If it were to be a convention of academics and think tanks, perhaps with the participation of Select Committees in both Houses, that would be very valuable. They would articulate the issues and help to educate the politicians who have to take decisions.

The convention as proposed is really a variant of a royal commission. Of course, there was the Kilbrandon commission, which sat for four years between 1969 and 1973. It produced 16 volumes of evidence and 10 research papers. I read an article in the Liverpool Law Review of October 2017, which stated:

“Largely forgotten is the work of the Kilbrandon Commission, established to consider the allocation of executive and legislative power within the UK”.


I am not persuaded that a convention would necessarily be an improvement on a royal commission, and it is my hope that the Labour Party would not repeat its manifesto pledge to set up such a convention. It would be unwise for any Government to commit themselves to a blueprint for wholesale constitutional reform. The clever and enthusiastic members of the convention would certainly get it wrong.

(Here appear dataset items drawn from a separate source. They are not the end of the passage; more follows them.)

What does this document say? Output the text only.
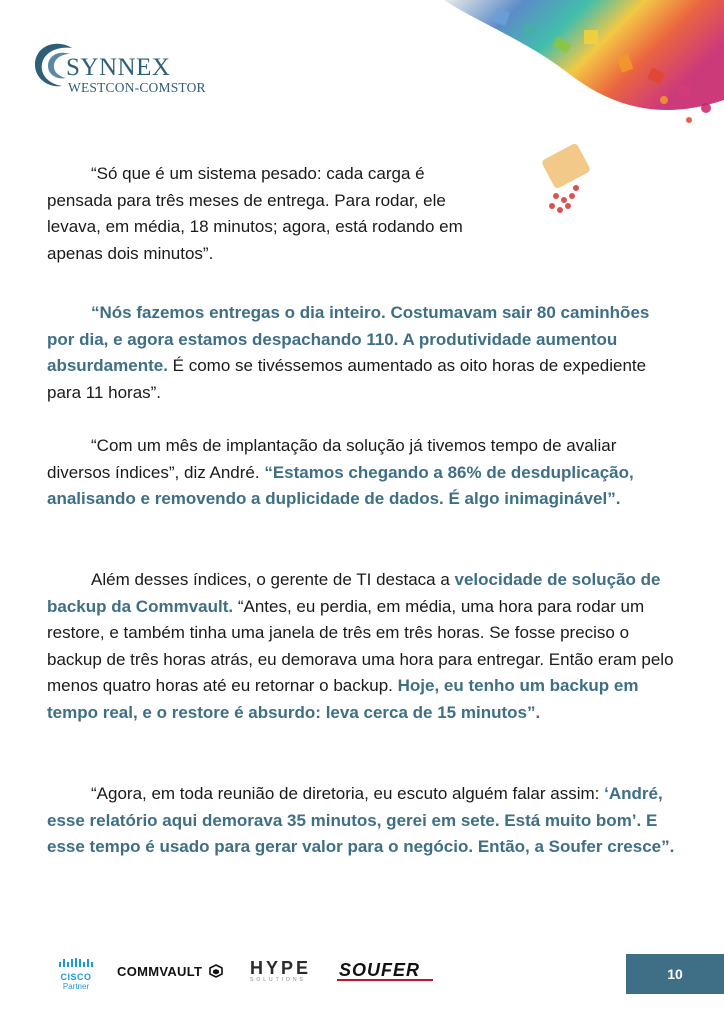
SYNNEX
WESTCON-COMSTOR

“Só que é um sistema pesado: cada carga é pensada para três meses de entrega. Para rodar, ele levava, em média, 18 minutos; agora, está rodando em apenas dois minutos”.

“Nós fazemos entregas o dia inteiro. Costumavam sair 80 caminhões por dia, e agora estamos despachando 110. A produtividade aumentou absurdamente. É como se tivéssemos aumentado as oito horas de expediente para 11 horas”.

“Com um mês de implantação da solução já tivemos tempo de avaliar diversos índices”, diz André. “Estamos chegando a 86% de desduplicação, analisando e removendo a duplicidade de dados. É algo inimaginável”.

Além desses índices, o gerente de TI destaca a velocidade de solução de backup da Commvault. “Antes, eu perdia, em média, uma hora para rodar um restore, e também tinha uma janela de três em três horas. Se fosse preciso o backup de três horas atrás, eu demorava uma hora para entregar. Então eram pelo menos quatro horas até eu retornar o backup. Hoje, eu tenho um backup em tempo real, e o restore é absurdo: leva cerca de 15 minutos”.

“Agora, em toda reunião de diretoria, eu escuto alguém falar assim: ‘André, esse relatório aqui demorava 35 minutos, gerei em sete. Está muito bom’. E esse tempo é usado para gerar valor para o negócio. Então, a Soufer cresce”.

CISCO
Partner
COMMVAULT	HYPE
SOLUTIONS SOUFER	10
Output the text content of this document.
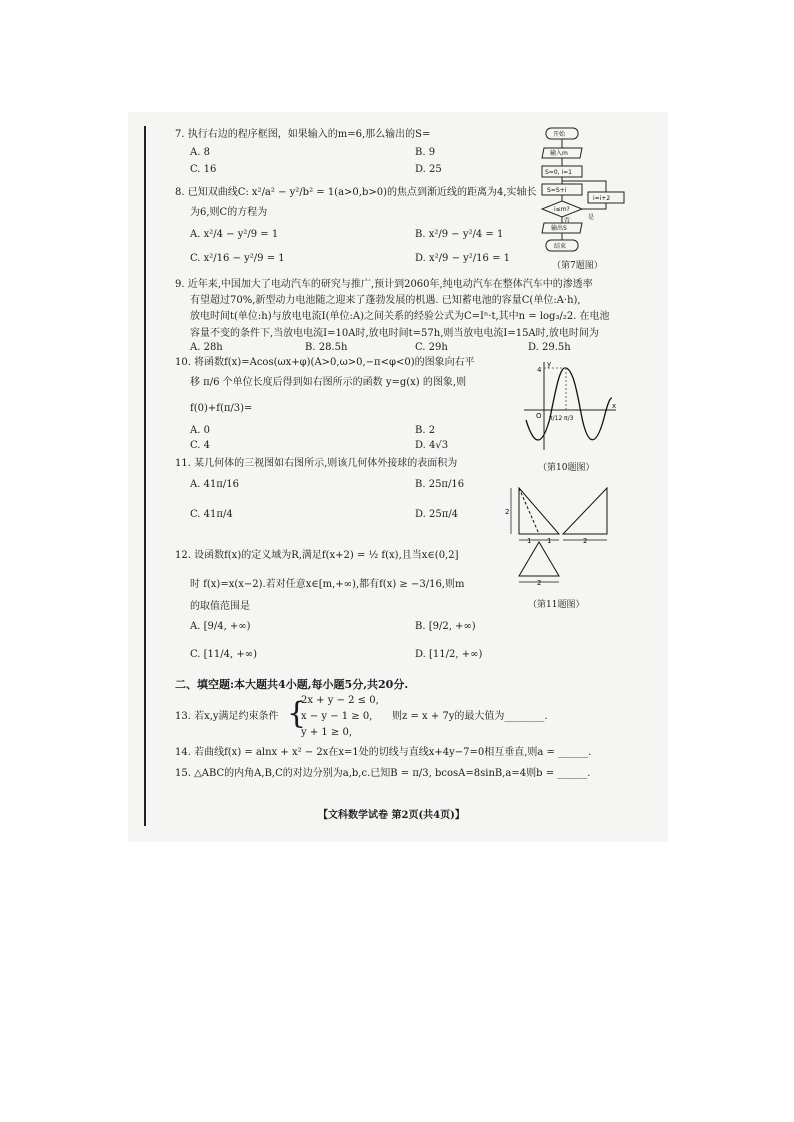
7. 执行右边的程序框图，如果输入的m=6,那么输出的S=
A. 8	B. 9
C. 16	D. 25
8. 已知双曲线C: x²/a² − y²/b² = 1(a>0,b>0)的焦点到渐近线的距离为4,实轴长
为6,则C的方程为
A. x²/4 − y²/9 = 1	B. x²/9 − y²/4 = 1
C. x²/16 − y²/9 = 1	D. x²/9 − y²/16 = 1
开始
输入m
S=0, i=1
S=S+i
i≤m?
i=i+2
是
否
输出S
结束
（第7题图）
9. 近年来,中国加大了电动汽车的研究与推广,预计到2060年,纯电动汽车在整体汽车中的渗透率
有望超过70%,新型动力电池随之迎来了蓬勃发展的机遇. 已知蓄电池的容量C(单位:A·h),
放电时间t(单位:h)与放电电流I(单位:A)之间关系的经验公式为C=Iⁿ·t,其中n = log₃/₂2. 在电池
容量不变的条件下,当放电电流I=10A时,放电时间t=57h,则当放电电流I=15A时,放电时间为
A. 28h	B. 28.5h	C. 29h	D. 29.5h
10. 将函数f(x)=Acos(ωx+φ)(A>0,ω>0,−π<φ<0)的图象向右平
移 π/6 个单位长度后得到如右图所示的函数 y=g(x) 的图象,则
f(0)+f(π/3)=
A. 0	B. 2
C. 4	D. 4√3
4
O
x
y
π/12 π/3
（第10题图）
11. 某几何体的三视图如右图所示,则该几何体外接球的表面积为
A. 41π/16	B. 25π/16
C. 41π/4	D. 25π/4	2
1 1	2
2
（第11题图）
12. 设函数f(x)的定义域为R,满足f(x+2) = ½ f(x),且当x∈(0,2]
时 f(x)=x(x−2).若对任意x∈[m,+∞),都有f(x) ≥ −3/16,则m
的取值范围是
A. [9/4, +∞)	B. [9/2, +∞)
C. [11/4, +∞)	D. [11/2, +∞)
二、填空题:本大题共4小题,每小题5分,共20分.
13. 若x,y满足约束条件 {
2x + y − 2 ≤ 0,
x − y − 1 ≥ 0,
y + 1 ≥ 0,
则z = x + 7y的最大值为________.
14. 若曲线f(x) = alnx + x² − 2x在x=1处的切线与直线x+4y−7=0相互垂直,则a = ______.
15. △ABC的内角A,B,C的对边分别为a,b,c.已知B = π/3, bcosA=8sinB,a=4则b = ______.
【文科数学试卷 第2页(共4页)】
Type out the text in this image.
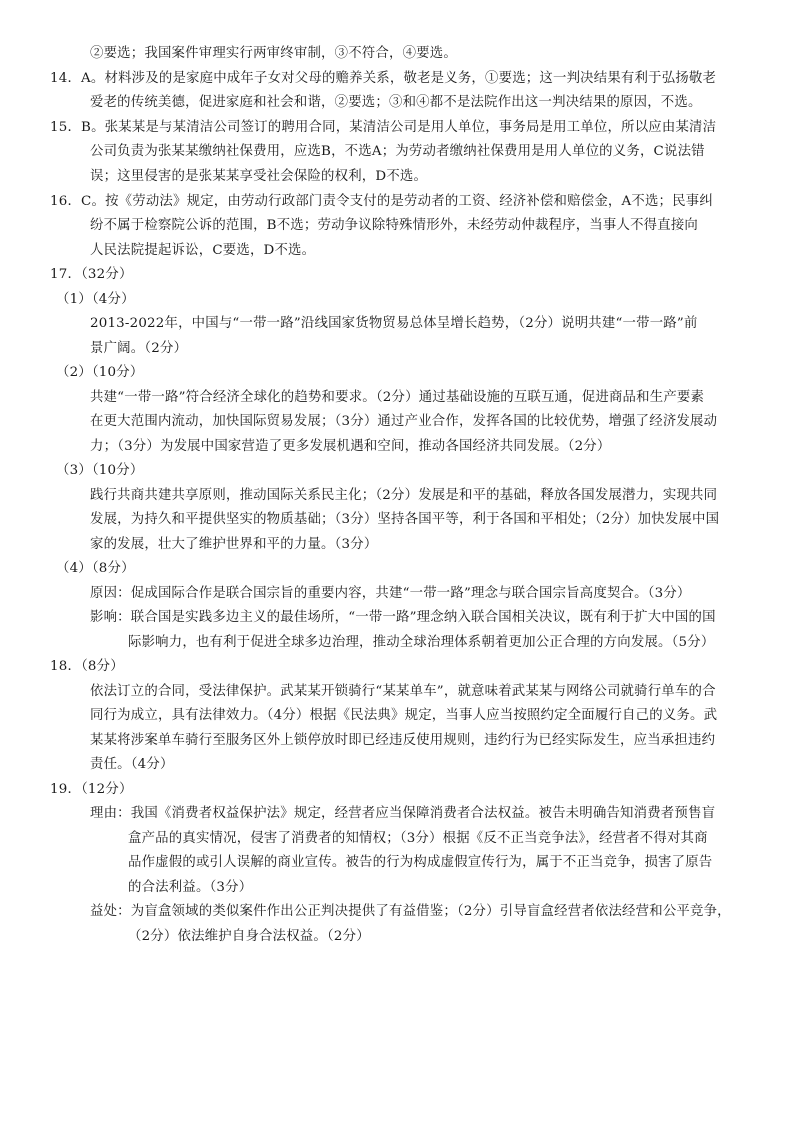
②要选；我国案件审理实行两审终审制，③不符合，④要选。
14．A。材料涉及的是家庭中成年子女对父母的赡养关系，敬老是义务，①要选；这一判决结果有利于弘扬敬老
爱老的传统美德，促进家庭和社会和谐，②要选；③和④都不是法院作出这一判决结果的原因，不选。
15．B。张某某是与某清洁公司签订的聘用合同，某清洁公司是用人单位，事务局是用工单位，所以应由某清洁
公司负责为张某某缴纳社保费用，应选B，不选A；为劳动者缴纳社保费用是用人单位的义务，C说法错
误；这里侵害的是张某某享受社会保险的权利，D不选。
16．C。按《劳动法》规定，由劳动行政部门责令支付的是劳动者的工资、经济补偿和赔偿金，A不选；民事纠
纷不属于检察院公诉的范围，B不选；劳动争议除特殊情形外，未经劳动仲裁程序，当事人不得直接向
人民法院提起诉讼，C要选，D不选。
17．（32分）
（1）（4分）
2013-2022年，中国与“一带一路”沿线国家货物贸易总体呈增长趋势，（2分）说明共建“一带一路”前
景广阔。（2分）
（2）（10分）
共建“一带一路”符合经济全球化的趋势和要求。（2分）通过基础设施的互联互通，促进商品和生产要素
在更大范围内流动，加快国际贸易发展；（3分）通过产业合作，发挥各国的比较优势，增强了经济发展动
力；（3分）为发展中国家营造了更多发展机遇和空间，推动各国经济共同发展。（2分）
（3）（10分）
践行共商共建共享原则，推动国际关系民主化；（2分）发展是和平的基础，释放各国发展潜力，实现共同
发展，为持久和平提供坚实的物质基础；（3分）坚持各国平等，利于各国和平相处；（2分）加快发展中国
家的发展，壮大了维护世界和平的力量。（3分）
（4）（8分）
原因：促成国际合作是联合国宗旨的重要内容，共建“一带一路”理念与联合国宗旨高度契合。（3分）
影响：联合国是实践多边主义的最佳场所，“一带一路”理念纳入联合国相关决议，既有利于扩大中国的国
际影响力，也有利于促进全球多边治理，推动全球治理体系朝着更加公正合理的方向发展。（5分）
18．（8分）
依法订立的合同，受法律保护。武某某开锁骑行“某某单车”，就意味着武某某与网络公司就骑行单车的合
同行为成立，具有法律效力。（4分）根据《民法典》规定，当事人应当按照约定全面履行自己的义务。武
某某将涉案单车骑行至服务区外上锁停放时即已经违反使用规则，违约行为已经实际发生，应当承担违约
责任。（4分）
19．（12分）
理由：我国《消费者权益保护法》规定，经营者应当保障消费者合法权益。被告未明确告知消费者预售盲
盒产品的真实情况，侵害了消费者的知情权；（3分）根据《反不正当竞争法》，经营者不得对其商
品作虚假的或引人误解的商业宣传。被告的行为构成虚假宣传行为，属于不正当竞争，损害了原告
的合法利益。（3分）
益处：为盲盒领域的类似案件作出公正判决提供了有益借鉴；（2分）引导盲盒经营者依法经营和公平竞争，
（2分）依法维护自身合法权益。（2分）
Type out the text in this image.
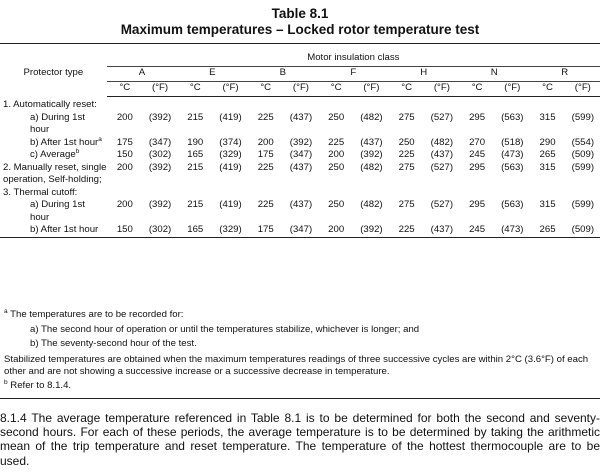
Table 8.1
Maximum temperatures – Locked rotor temperature test
Protector type	Motor insulation class													
	A		E		B		F		H		N		R	
	°C	(°F)	°C	(°F)	°C	(°F)	°C	(°F)	°C	(°F)	°C	(°F)	°C	(°F)
1. Automatically reset:														
a) During 1st hour	200	(392)	215	(419)	225	(437)	250	(482)	275	(527)	295	(563)	315	(599)
b) After 1st hour$^a$	175	(347)	190	(374)	200	(392)	225	(437)	250	(482)	270	(518)	290	(554)
c) Average$^b$	150	(302)	165	(329)	175	(347)	200	(392)	225	(437)	245	(473)	265	(509)
2. Manually reset, single operation, Self-holding;	200	(392)	215	(419)	225	(437)	250	(482)	275	(527)	295	(563)	315	(599)
3. Thermal cutoff:														
a) During 1st hour	200	(392)	215	(419)	225	(437)	250	(482)	275	(527)	295	(563)	315	(599)
b) After 1st hour	150	(302)	165	(329)	175	(347)	200	(392)	225	(437)	245	(473)	265	(509)

$^a$ The temperatures are to be recorded for:

a) The second hour of operation or until the temperatures stabilize, whichever is longer; and

b) The seventy-second hour of the test.

Stabilized temperatures are obtained when the maximum temperatures readings of three successive cycles are within 2°C (3.6°F) of each other and are not showing a successive increase or a successive decrease in temperature.

$^b$ Refer to 8.1.4.

8.1.4 The average temperature referenced in Table 8.1 is to be determined for both the second and seventy-second hours. For each of these periods, the average temperature is to be determined by taking the arithmetic mean of the trip temperature and reset temperature. The temperature of the hottest thermocouple are to be used.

They would be unable to foresee the developments that lay ahead.

My noble friend takes the Scottish convention as an encouraging precedent, and undoubtedly it did useful work. It is a good thing that we have a Scottish Parliament but, as his national poet wrote, the best-laid plans “Gang aft agley”. It was forecast by an eminent Labour politician that devolution would kill nationalism stone dead, but nationalism is a long time petrifying. It was not supposed to work out like this, but the SNP secured a majority in the Scottish Parliament. The independence referendum took place in 2014, generating bitter emotions, and the possibility of a second independence referendum hangs like a sword of Damocles over Scottish politics and the union.

If it was difficult in Scotland, a small country where everybody knows everybody else and where the issues are relatively contained, how much more difficult would it be to get it right if we held a constitutional convention on a UK-wide basis? The scale and the complexity of the problems would be impossible to wrestle with.

Another fear that I have is that it would be almost inevitable that such a convention would propose a written constitution. If you have had a revolution or devastation by total war, it makes sense to start again in year zero, as it were. But I devoutly hope that that is not our case, and we see that written constitutions do not always produce the satisfaction that their authors hope. The European Union was ambitious to have a written constitution, but that was turned down by referendums in France and the Netherlands. None the less, a written constitution was sneaked back in in the treaty of Lisbon. I see no evidence that the existence of a written quasi-constitution has better enabled the European Union to address itself to the great intractable problems of immigration or the malfunctioning of the euro.

In this matter, I am a Burkeian. I believe that constitutional change should be organic. That wise Whig, Lord Holland, when asked by the Neapolitan revolutionaries whether he would be so good as to equip them with a draft constitution, responded, “You might as well ask me to build you a tree”. The way to approach constitutional change is incremental, by reform that is responsive to political events and pressures and that moves forward selectively and is expedient. We should develop our constitution by building on centuries of experience, by testing ideas and the structures of power, and by taking account of changes in public engagement, the varying perceptions of people across the country and their developing aspirations. Cumulatively, we should gain consent.

Preoccupation with constitutional reform is a displacement activity. Re-engineering the constitution is no substitute for good government, in which political leaders address the problems that people really care about and which produces shared prosperity and optimism about the future of the country.